貧乏だけれど洞察力だけは優れている探偵・左右馬(鈴鹿央士)と、嘘を聞き分けてしまう能力を持つ助手・鹿乃子(松本穂香)にさまざまな事件が降りかかるドラマ『嘘解きレトリック』(フジテレビ系)。

 いわゆる「月9」枠なわけですが、今のところ恋愛要素はごく薄く、昭和初期のレトロな世界観を再現した本格ミステリーといった感じ。しかも、探偵が謎を解くにあたって極めて便利な「嘘を聞き分ける能力を持つ助手」というチート要素も巧みに織り込んで、推理劇としてもひとつひねった設定となっています。

 そんなわけで、今回はホラー風味も加わった第4話、振り返りましょう。

■『嘘待ち』レトリック

 今回は、左右馬の親友である刑事の姉・雅さん(北乃きい)の登場からスタート。いかにもモダン・ガールなメイクと衣装が映えるチャキチャキの勤労婦人で、オカルト雑誌の記者をやっているそうです。

 このドラマ、鈴鹿央士をはじめとして主要人物には華やかな顔面を持つ俳優を配置しているので、モブとのギャップが出て非常に見やすいんですよね。北乃きいもまた、実に華やかな女性として登場します。
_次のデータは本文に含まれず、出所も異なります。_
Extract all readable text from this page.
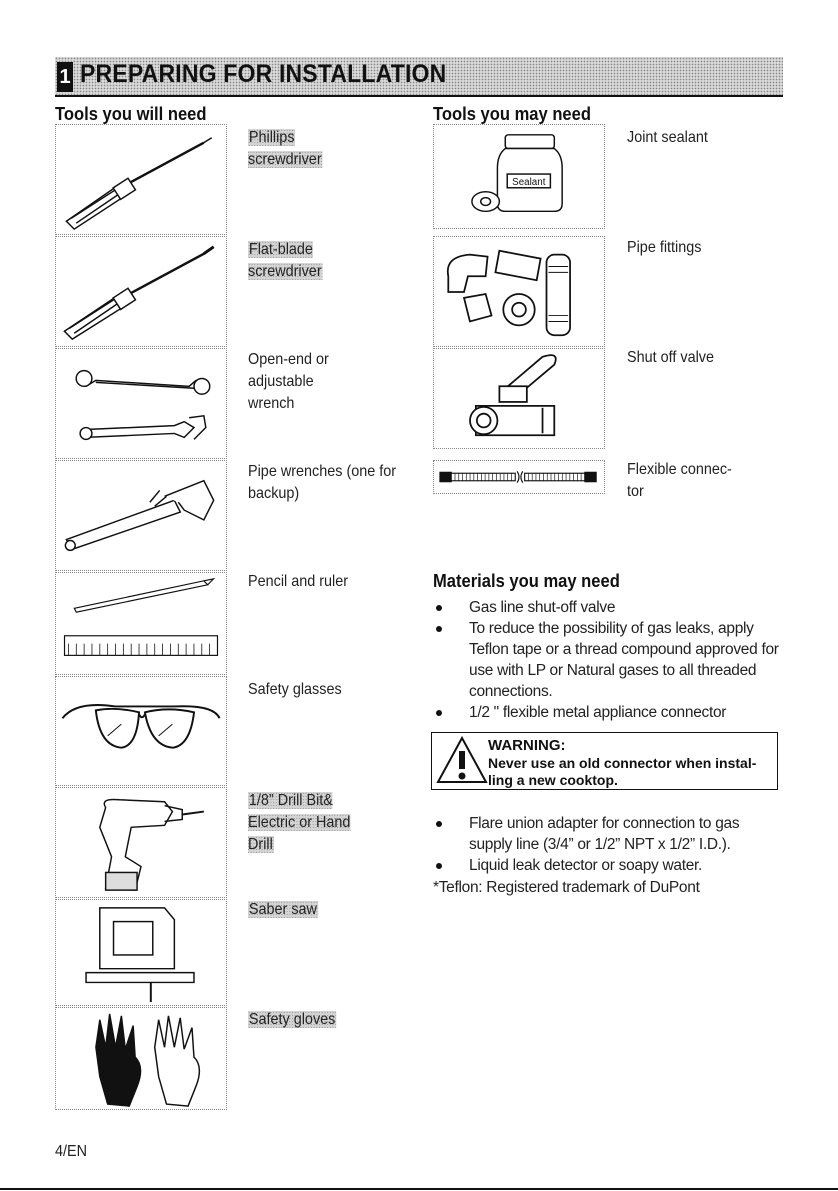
1 PREPARING FOR INSTALLATION
Tools you will need	Tools you may need
Phillips screwdriver
Flat-blade screwdriver
Open-end or adjustable wrench
Pipe wrenches (one for backup)
Pencil and ruler
Safety glasses
1/8” Drill Bit& Electric or Hand Drill
Saber saw
Safety gloves
Sealant
Joint sealant
Pipe fittings
Shut off valve
Flexible connec- tor
Materials you may need
Gas line shut-off valve
To reduce the possibility of gas leaks, apply Teflon tape or a thread compound approved for use with LP or Natural gases to all threaded connections.
1/2 " flexible metal appliance connector
WARNING:
Never use an old connector when instal- ling a new cooktop.
Flare union adapter for connection to gas supply line (3/4” or 1/2” NPT x 1/2” I.D.).
Liquid leak detector or soapy water.
*Teflon: Registered trademark of DuPont
4/EN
 雅さんは、汽車に乗って何やらいわくつきの人形屋敷に取材に行くと言います。大きな荷物を抱えた雅さん、左右馬の貧乏につけ込んで、家賃を肩代わりすることを条件に荷物持ちを依頼。左右馬と鹿乃子も、その人形屋敷に同行することになります。

 目的の山村に到着すると、迎えの紳士によって事件の概要が説明されます。その屋敷では、人形にも食事を出すという習慣があった。ある日、女中が屋敷に出たネズミを退治するために人形に出す食事に殺鼠剤を混ぜた。すると、誰も食べないはずのその食事を食べて人が死んでしまった。パニックに陥った女中は橋の上から身を投げた。ところが、地元の刑事の調べでは屋敷では誰も死んでいないことが明らかになる。倒れていたのは人形で、女中はその人形を自らが殺してしまった死体と見間違えていたようだ。この事件をきっかけに、人形屋敷は世間から奇異の目で見られることになった。